Scott had fallen, back against the wall and slid down into a sitting position.
Scott turned and looked at him. “Sir, am I dreaming? are we dreaming?”
“I don’t know son.”
“This can’t be real.”
Johnny struggled and fought, but they were too strong. They had pulled him up and forward until he was on his knees in the middle of the bed. His Spanish curses interspersed with sounds of pain.
Try as he might, he could not get to his son. He had never been so afraid, as he was now. He managed to get to a sitting position when the door to the room suddenly opened and in a blink of an eye, the dark spirits were gone. Val Crawford strode into the room towards Johnny’s bed. Johnny collapsed forward into a heap, moaning.
“Christ almighty, what’s the hell’s goin’ on in here amigo? I could hear you out in the street!”
Val turned to look at them, hovered in the corner and Murdoch saw a knowing look in Val’s eyes that made him visibly shiver.
“What the hell ya’ll doin’ over there, get up and help me straighten this boy out.”
Weak kneed, he moved towards the bed and Scott went around it. If the look on his own face was anything like the pale look of Scott’s, well, Val would have to wonder what was wrong with them. The sheriff said nothing, even though anyone could see their hands shaking as they reached for the injured boy.
They eased Johnny around and propped him up on the pillows. Secured against the headboard, he groaned and opened his eyes. His fever had broken leaving him covered in sweat, shaking and breathing hard.
He looked up at them and rasped, “Murdoch? Scott?”
“Nothin’ Johnny boy, nothin’. Ya just had a bad dream is all. Here, I thought you might want this back. I found mine under the bed yesterday.”
Val pulled a silver chain from around his neck, and on it was a small silver crucifix. “Seems to me, you need it.” He cut his eyes toward Murdoch as if trying to read him.
He slipped the silver chain over Johnny’s head and Murdoch watched as his son made no move to stop the sheriff, and even moved his head to help him get the chain over his head.

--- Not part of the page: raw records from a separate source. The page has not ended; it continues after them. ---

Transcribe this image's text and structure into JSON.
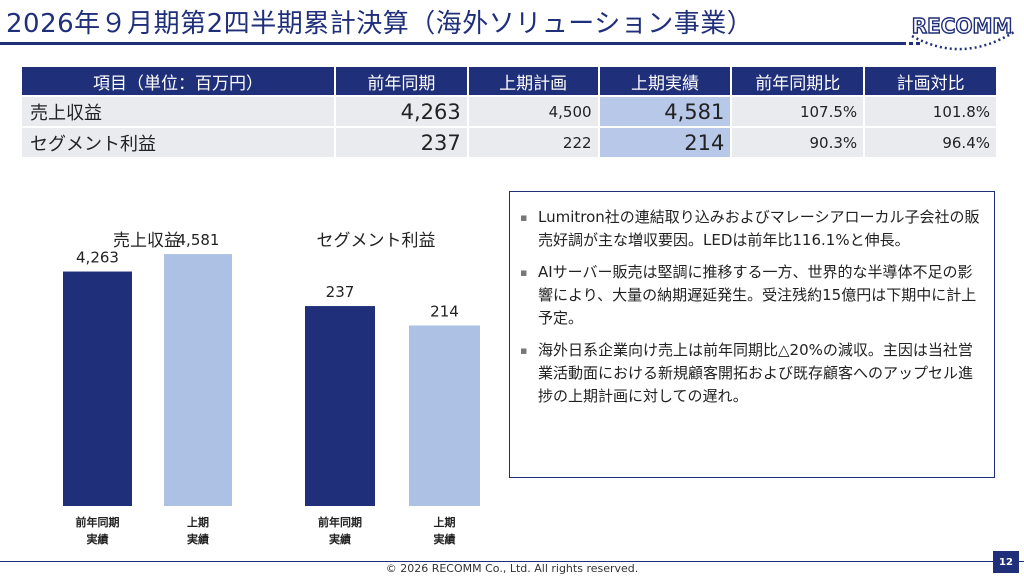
{
  "header": {
    "title": "2026年９月期第2四半期累計決算（海外ソリューション事業）",
    "logo_text": "RECOMM"
  },
  "colors": {
    "navy": "#1f2f7a",
    "light_blue": "#adc1e5",
    "highlight": "#b8c8e8",
    "row_bg": "#e9ebef"
  },
  "table": {
    "headers": [
      "項目（単位：百万円）",
      "前年同期",
      "上期計画",
      "上期実績",
      "前年同期比",
      "計画対比"
    ],
    "rows": [
      {
        "label": "売上収益",
        "prev": "4,263",
        "plan": "4,500",
        "actual": "4,581",
        "yoy": "107.5%",
        "vs_plan": "101.8%"
      },
      {
        "label": "セグメント利益",
        "prev": "237",
        "plan": "222",
        "actual": "214",
        "yoy": "90.3%",
        "vs_plan": "96.4%"
      }
    ]
  },
  "chart_data": [
    {
      "type": "bar",
      "title": "売上収益",
      "categories": [
        "前年同期\n実績",
        "上期\n実績"
      ],
      "values": [
        4263,
        4581
      ],
      "value_labels": [
        "4,263",
        "4,581"
      ],
      "colors": [
        "#1f2f7a",
        "#adc1e5"
      ],
      "ylim": [
        0,
        5200
      ],
      "grid": false
    },
    {
      "type": "bar",
      "title": "セグメント利益",
      "categories": [
        "前年同期\n実績",
        "上期\n実績"
      ],
      "values": [
        237,
        214
      ],
      "value_labels": [
        "237",
        "214"
      ],
      "colors": [
        "#1f2f7a",
        "#adc1e5"
      ],
      "ylim": [
        0,
        339
      ],
      "grid": false
    }
  ],
  "notes": [
    "Lumitron社の連結取り込みおよびマレーシアローカル子会社の販売好調が主な増収要因。LEDは前年比116.1%と伸長。",
    "AIサーバー販売は堅調に推移する一方、世界的な半導体不足の影響により、大量の納期遅延発生。受注残約15億円は下期中に計上予定。",
    "海外日系企業向け売上は前年同期比△20%の減収。主因は当社営業活動面における新規顧客開拓および既存顧客へのアップセル進捗の上期計画に対しての遅れ。"
  ],
  "footer": {
    "copyright": "© 2026 RECOMM Co., Ltd. All rights reserved.",
    "page_number": "12"
  }
}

“Well, quit gawkin’ you two, and get over here and wipe him down, he’s soaked. I gotta get back to sheriffin’. “
Val squeezed Johnny on the shoulder. “I’ll let doc know to come on up here when he gits back. It looks like he’s tore his stitches out.”
“Sleep amigo. I got your back.” Val patted Johnny on the chest where the crucifix lay before he turned and left.
Murdoch turned and stared at his oldest. “What the hell just happened here?”
“I don’t know if I can explain it, sir.”
“I think it’s best if we just keep this to ourselves.”
Murdoch reached over, pulled open the drawer of the bureau, and removed the bible that was stored there. As he opened it, he heard the large grandfather clock downstairs in the hotel lobby strike midnight, the end of El Dia’ de Muerta.
As soon as the clock stopped with the announcement of the end of one day and the beginning of the next, the door opened and Sam stepped in. “One hell of a night I tell you!”